Her work is informed by questions of grievability, fragility, and affective encounter, examining whose lives are recognised as visible, valuable, and mournable within contemporary culture. Through processes of repetition, accumulation, and serial casting, she mobilises bones, domestic artefacts, architectural references, and symbolic materials to create immersive sculptural environments that negotiate tensions between beauty and disturbance, intimacy, and unease.


Addressing themes including forced migration, climate crisis, pandemic isolation, colonial legacies, and structural violence, de Courcy’s installations seek not to illustrate political realities but create spaces in which viewers engage emotionally, physically, and ethically with questions of transience, loss, and human value.

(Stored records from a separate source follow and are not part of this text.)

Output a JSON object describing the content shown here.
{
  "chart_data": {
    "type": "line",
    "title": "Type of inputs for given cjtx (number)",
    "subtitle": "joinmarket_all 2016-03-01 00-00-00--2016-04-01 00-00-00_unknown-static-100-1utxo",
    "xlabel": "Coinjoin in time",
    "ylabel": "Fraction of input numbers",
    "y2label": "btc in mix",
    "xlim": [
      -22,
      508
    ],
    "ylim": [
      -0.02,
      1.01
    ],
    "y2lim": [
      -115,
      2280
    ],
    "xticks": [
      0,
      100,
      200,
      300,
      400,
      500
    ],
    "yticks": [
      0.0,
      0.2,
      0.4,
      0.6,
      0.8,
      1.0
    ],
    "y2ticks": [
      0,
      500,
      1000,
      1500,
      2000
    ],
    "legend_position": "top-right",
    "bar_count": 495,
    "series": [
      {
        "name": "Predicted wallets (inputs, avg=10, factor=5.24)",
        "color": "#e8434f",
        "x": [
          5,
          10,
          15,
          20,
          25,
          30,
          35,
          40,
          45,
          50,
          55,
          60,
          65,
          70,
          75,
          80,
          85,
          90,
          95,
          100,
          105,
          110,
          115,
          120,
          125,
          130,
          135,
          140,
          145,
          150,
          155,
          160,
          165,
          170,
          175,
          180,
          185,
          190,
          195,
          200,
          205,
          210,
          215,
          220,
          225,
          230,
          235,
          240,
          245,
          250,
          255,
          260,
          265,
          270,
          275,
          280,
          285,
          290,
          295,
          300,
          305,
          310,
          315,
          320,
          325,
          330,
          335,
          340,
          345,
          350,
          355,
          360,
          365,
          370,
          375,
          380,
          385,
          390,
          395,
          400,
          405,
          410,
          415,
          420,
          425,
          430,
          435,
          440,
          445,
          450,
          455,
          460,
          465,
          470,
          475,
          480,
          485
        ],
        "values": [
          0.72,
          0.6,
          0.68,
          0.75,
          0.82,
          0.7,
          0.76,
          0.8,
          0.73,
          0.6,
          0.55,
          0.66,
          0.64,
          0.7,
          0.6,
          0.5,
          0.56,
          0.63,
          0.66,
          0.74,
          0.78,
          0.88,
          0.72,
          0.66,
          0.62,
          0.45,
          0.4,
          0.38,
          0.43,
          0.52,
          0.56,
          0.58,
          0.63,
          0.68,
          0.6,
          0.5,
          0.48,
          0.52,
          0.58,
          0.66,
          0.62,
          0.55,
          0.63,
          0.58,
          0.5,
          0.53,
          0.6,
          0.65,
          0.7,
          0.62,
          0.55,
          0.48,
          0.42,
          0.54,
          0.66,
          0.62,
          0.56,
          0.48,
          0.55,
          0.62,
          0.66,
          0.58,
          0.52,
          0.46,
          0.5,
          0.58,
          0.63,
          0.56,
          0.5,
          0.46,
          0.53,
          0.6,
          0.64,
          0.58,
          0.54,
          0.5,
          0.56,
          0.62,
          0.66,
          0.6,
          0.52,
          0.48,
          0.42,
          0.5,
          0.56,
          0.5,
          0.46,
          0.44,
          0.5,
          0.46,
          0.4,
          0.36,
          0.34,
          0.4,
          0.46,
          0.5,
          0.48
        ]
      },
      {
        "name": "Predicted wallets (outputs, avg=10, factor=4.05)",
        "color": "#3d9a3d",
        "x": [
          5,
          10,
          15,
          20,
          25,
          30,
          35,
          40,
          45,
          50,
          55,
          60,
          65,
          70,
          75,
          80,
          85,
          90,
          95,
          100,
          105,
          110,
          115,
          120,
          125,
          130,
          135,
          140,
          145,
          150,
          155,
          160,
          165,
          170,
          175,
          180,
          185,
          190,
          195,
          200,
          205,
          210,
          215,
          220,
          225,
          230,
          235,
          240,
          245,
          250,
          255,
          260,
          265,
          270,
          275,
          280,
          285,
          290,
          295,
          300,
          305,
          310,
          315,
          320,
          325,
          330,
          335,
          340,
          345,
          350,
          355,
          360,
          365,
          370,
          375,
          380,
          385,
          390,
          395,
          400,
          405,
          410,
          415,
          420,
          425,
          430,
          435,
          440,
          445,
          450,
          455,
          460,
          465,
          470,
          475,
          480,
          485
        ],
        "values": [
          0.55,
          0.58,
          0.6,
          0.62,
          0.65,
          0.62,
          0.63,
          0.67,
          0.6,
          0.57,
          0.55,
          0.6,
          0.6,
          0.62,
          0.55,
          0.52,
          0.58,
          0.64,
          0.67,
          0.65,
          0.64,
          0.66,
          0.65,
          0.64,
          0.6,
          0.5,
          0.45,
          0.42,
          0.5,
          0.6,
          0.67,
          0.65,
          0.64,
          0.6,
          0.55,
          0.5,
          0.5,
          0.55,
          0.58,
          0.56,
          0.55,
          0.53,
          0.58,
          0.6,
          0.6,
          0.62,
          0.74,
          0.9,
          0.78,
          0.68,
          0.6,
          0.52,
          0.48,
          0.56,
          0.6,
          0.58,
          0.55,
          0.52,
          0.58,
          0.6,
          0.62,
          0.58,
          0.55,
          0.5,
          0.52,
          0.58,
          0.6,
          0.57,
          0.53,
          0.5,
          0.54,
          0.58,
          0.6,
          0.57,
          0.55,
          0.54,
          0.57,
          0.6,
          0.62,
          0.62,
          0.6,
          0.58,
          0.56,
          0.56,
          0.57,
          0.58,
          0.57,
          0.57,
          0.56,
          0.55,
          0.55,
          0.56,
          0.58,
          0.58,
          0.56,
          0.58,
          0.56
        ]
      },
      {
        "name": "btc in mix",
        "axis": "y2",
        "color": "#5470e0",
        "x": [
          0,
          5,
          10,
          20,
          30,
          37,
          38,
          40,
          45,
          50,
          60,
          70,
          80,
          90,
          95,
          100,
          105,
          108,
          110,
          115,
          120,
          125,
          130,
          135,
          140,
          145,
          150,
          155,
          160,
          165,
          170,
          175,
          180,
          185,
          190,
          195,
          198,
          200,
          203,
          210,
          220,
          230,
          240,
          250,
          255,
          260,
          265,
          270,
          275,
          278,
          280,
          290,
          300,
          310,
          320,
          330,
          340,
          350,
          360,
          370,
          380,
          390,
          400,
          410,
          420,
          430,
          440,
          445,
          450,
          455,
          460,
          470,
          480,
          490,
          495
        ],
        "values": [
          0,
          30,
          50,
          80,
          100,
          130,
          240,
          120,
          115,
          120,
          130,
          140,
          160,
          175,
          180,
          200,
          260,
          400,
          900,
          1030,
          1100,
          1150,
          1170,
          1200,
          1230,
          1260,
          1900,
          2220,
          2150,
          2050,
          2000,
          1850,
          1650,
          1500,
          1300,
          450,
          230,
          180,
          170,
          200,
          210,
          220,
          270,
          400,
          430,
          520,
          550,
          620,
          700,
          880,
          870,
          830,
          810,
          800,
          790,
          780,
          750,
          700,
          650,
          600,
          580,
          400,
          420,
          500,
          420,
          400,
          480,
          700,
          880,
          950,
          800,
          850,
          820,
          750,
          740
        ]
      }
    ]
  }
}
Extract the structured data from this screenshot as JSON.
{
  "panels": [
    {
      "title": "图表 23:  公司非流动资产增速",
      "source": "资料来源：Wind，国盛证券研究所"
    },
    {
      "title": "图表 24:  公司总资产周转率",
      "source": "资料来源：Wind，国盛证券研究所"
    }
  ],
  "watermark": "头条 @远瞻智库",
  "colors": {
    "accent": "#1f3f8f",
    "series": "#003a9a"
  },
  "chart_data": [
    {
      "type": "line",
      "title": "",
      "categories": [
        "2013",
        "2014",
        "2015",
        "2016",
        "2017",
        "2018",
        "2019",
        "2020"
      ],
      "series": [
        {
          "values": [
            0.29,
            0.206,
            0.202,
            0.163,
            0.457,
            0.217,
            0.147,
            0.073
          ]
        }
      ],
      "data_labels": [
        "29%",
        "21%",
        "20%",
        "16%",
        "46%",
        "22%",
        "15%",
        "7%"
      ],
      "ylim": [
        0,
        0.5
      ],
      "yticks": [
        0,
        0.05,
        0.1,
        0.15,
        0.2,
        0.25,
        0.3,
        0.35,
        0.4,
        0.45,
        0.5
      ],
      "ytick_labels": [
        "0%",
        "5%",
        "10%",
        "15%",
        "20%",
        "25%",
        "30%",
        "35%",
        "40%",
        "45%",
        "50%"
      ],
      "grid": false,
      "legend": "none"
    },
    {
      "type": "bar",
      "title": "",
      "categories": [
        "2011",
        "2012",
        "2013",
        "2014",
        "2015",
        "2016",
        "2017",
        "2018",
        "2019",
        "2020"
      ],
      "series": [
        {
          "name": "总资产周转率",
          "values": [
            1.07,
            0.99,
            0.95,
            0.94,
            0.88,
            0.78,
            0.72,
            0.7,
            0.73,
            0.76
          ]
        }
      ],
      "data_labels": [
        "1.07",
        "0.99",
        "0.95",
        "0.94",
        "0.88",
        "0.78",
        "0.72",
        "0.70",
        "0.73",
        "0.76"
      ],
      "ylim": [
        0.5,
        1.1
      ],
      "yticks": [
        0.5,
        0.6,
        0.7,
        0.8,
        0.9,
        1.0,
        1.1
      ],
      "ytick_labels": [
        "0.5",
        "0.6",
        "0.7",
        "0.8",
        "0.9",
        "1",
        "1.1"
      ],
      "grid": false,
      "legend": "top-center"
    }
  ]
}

Her work invites viewers into spaces of reflection, discomfort, and ethical proximity, where material form becomes a means of engaging with shared human vulnerability.


Originally trained and employed as a medical doctor, de Courcy’s movement into fine art practice following illness profoundly shapes her conceptual and methodological framework. The intersecting perspectives of clinician, patient, and artist inform an ongoing enquiry into bodily fragility, institutional power, and the lived experience of uncertainty and dependency. Her medical background contributes not only thematic content but also a critical sensitivity to the ways bodies are regulated, categorised, protected, or rendered expendable within social systems.


She holds a BA (Hons) in Fine Art and an MFA with Distinction from UCA Farnham and is a Member of the Royal Society of Sculptors. Her work has been featured in Flux Review, Artist Talk Magazine, and Articulate Magazine. She has exhibited nationally and internationally, including exhibitions in Venice and throughout the UK, with presentations at the Royal Society of Sculptors, Saatchi Gallery, Ovada Oxford, Fresh Air Sculpture, and Tŷ Pawb, where she received the People’s Prize in 2023.